Finalmente, también me parece problemático la ampliación del momento procesal en que se podrían aprobar acuerdos reparatorios, suspensiones condicionales del procedimiento y procedimientos abreviados. La modificación aprobada permitiría que ellos se decreten no en la audiencia de preparación de juicio oral (APJO) como última oportunidad, sino que antes de que el auto de apertura sea enviado al tribunal del juicio. Esto se debiera hacer en una audiencia especial solicitada al efecto de común acuerdo entre las partes. Se ha pretendido con esto dar mas posibilidades de evitar que un caso llegue a juicio oral estableciendo un espacio temporal de negociación a partir de los resultados de la APJO. En teoría luce como una medida que podría tener impacto en descongestión al evitar algunos juicios orales. Experiencias comparadas que he conocido ponen en duda esto.
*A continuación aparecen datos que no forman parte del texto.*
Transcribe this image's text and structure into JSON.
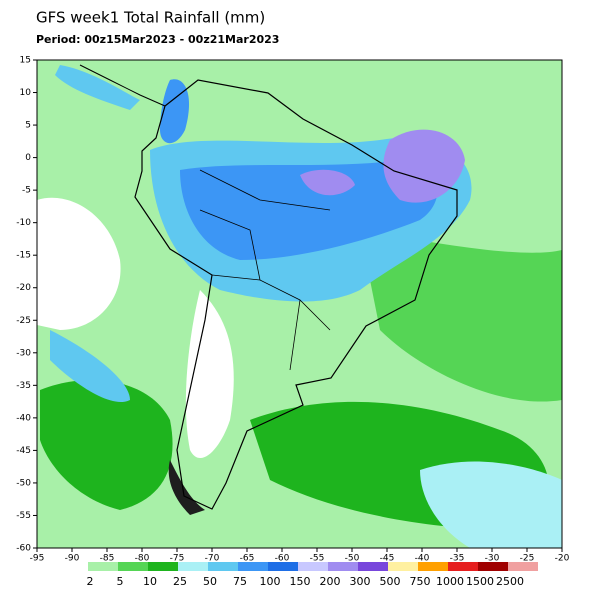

Ellas muestran que en la medida que las negociaciones se retrasen a momentos posteriores de los procesos las partes tienden en los casos más difíciles a esperar el último minuto para llegar a estos acuerdos. Con esto se produce un desgaste innecesario de muchos recursos procesales que se podrían haber ahorrado si los incentivos de negociación estuvieran puestos para lograr dichos resultados en momentos previos. Habrá que ver qué es lo que ocurra en la práctica, probablemente encontremos casos que vayan en las dos direcciones descritas y, por lo mismo, que potenciales efectos de descongestión logrados en algunos se compensen con alargamiento o realización de audiencias innecesarias en otros.
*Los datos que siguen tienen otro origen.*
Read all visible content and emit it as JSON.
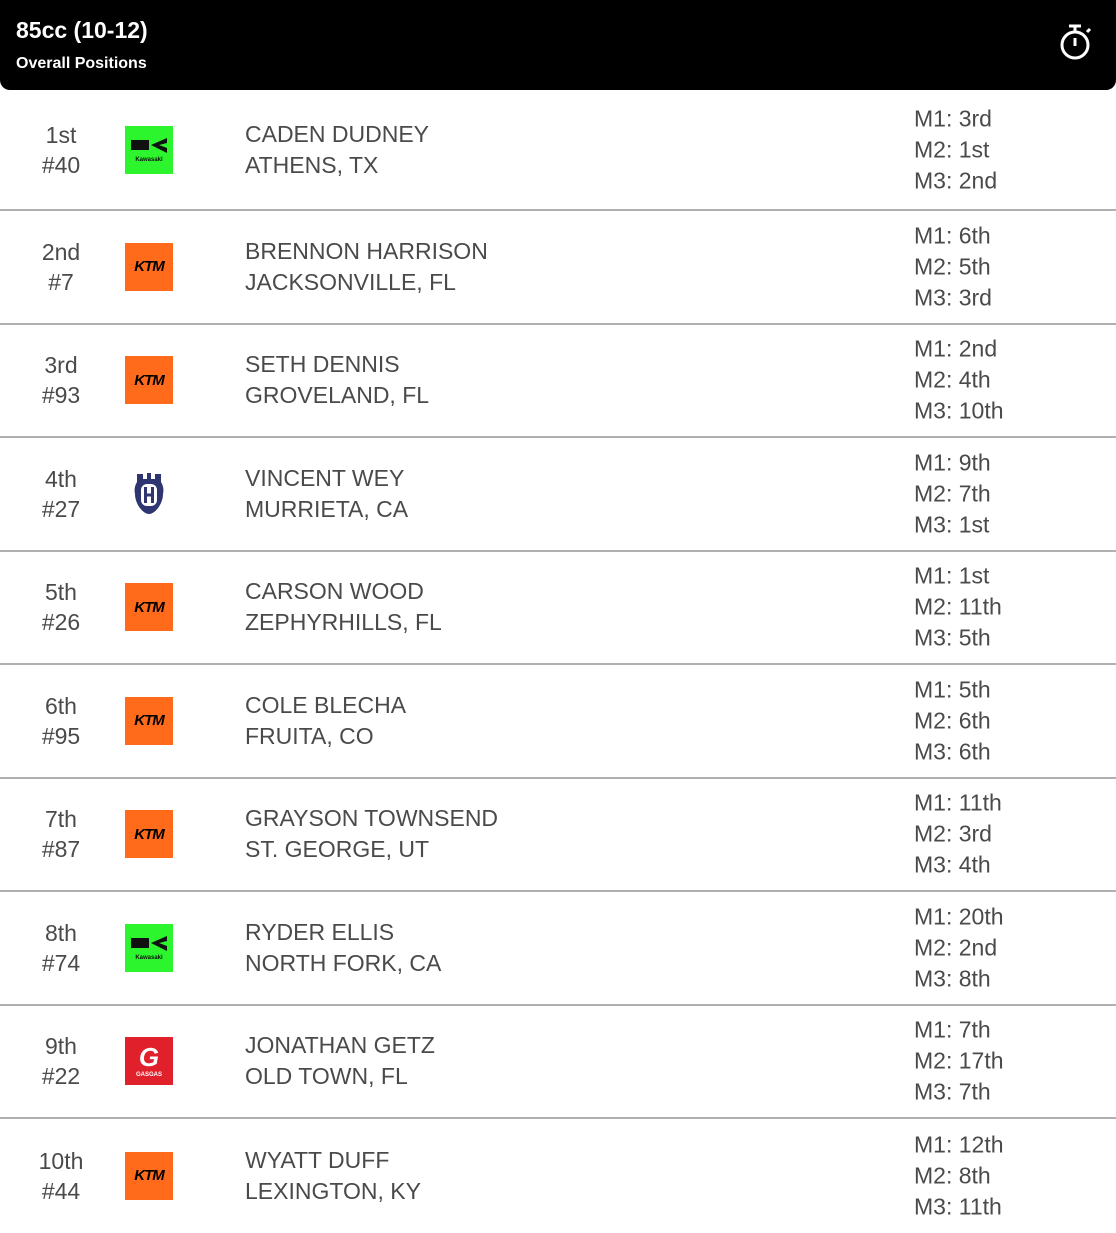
{
  "header": {
    "title": "85cc (10-12)",
    "subtitle": "Overall Positions",
    "icon": "stopwatch-icon"
  },
  "brand_colors": {
    "kawasaki": "#2df52d",
    "ktm": "#ff6b1a",
    "husqvarna": "#2e3570",
    "gasgas": "#e0202b"
  },
  "riders": [
    {
      "place": "1st",
      "number": "#40",
      "brand": "Kawasaki",
      "name": "CADEN DUDNEY",
      "hometown": "ATHENS, TX",
      "motos": [
        "M1: 3rd",
        "M2: 1st",
        "M3: 2nd"
      ]
    },
    {
      "place": "2nd",
      "number": "#7",
      "brand": "KTM",
      "name": "BRENNON HARRISON",
      "hometown": "JACKSONVILLE, FL",
      "motos": [
        "M1: 6th",
        "M2: 5th",
        "M3: 3rd"
      ]
    },
    {
      "place": "3rd",
      "number": "#93",
      "brand": "KTM",
      "name": "SETH DENNIS",
      "hometown": "GROVELAND, FL",
      "motos": [
        "M1: 2nd",
        "M2: 4th",
        "M3: 10th"
      ]
    },
    {
      "place": "4th",
      "number": "#27",
      "brand": "Husqvarna",
      "name": "VINCENT WEY",
      "hometown": "MURRIETA, CA",
      "motos": [
        "M1: 9th",
        "M2: 7th",
        "M3: 1st"
      ]
    },
    {
      "place": "5th",
      "number": "#26",
      "brand": "KTM",
      "name": "CARSON WOOD",
      "hometown": "ZEPHYRHILLS, FL",
      "motos": [
        "M1: 1st",
        "M2: 11th",
        "M3: 5th"
      ]
    },
    {
      "place": "6th",
      "number": "#95",
      "brand": "KTM",
      "name": "COLE BLECHA",
      "hometown": "FRUITA, CO",
      "motos": [
        "M1: 5th",
        "M2: 6th",
        "M3: 6th"
      ]
    },
    {
      "place": "7th",
      "number": "#87",
      "brand": "KTM",
      "name": "GRAYSON TOWNSEND",
      "hometown": "ST. GEORGE, UT",
      "motos": [
        "M1: 11th",
        "M2: 3rd",
        "M3: 4th"
      ]
    },
    {
      "place": "8th",
      "number": "#74",
      "brand": "Kawasaki",
      "name": "RYDER ELLIS",
      "hometown": "NORTH FORK, CA",
      "motos": [
        "M1: 20th",
        "M2: 2nd",
        "M3: 8th"
      ]
    },
    {
      "place": "9th",
      "number": "#22",
      "brand": "GASGAS",
      "name": "JONATHAN GETZ",
      "hometown": "OLD TOWN, FL",
      "motos": [
        "M1: 7th",
        "M2: 17th",
        "M3: 7th"
      ]
    },
    {
      "place": "10th",
      "number": "#44",
      "brand": "KTM",
      "name": "WYATT DUFF",
      "hometown": "LEXINGTON, KY",
      "motos": [
        "M1: 12th",
        "M2: 8th",
        "M3: 11th"
      ]
    }
  ]
}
En definitiva, pienso que los cambios propuestos no debieran tener un impacto muy relevante en el objetivo esgrimido para justificarlos, sin perjuicio que varios de ellos me parecen positivos por otras razones. Manifiesto, por otra parte, mi preocupación en algunas de las modificaciones que podrían producir efectos indeseables que tengo la impresión no fueron considerados. Ojalá que como país tengamos la misma energía para evaluar el impacto de estos cambios que la que se ha tenido en llevar adelante su tramitación en forma bastante expedita.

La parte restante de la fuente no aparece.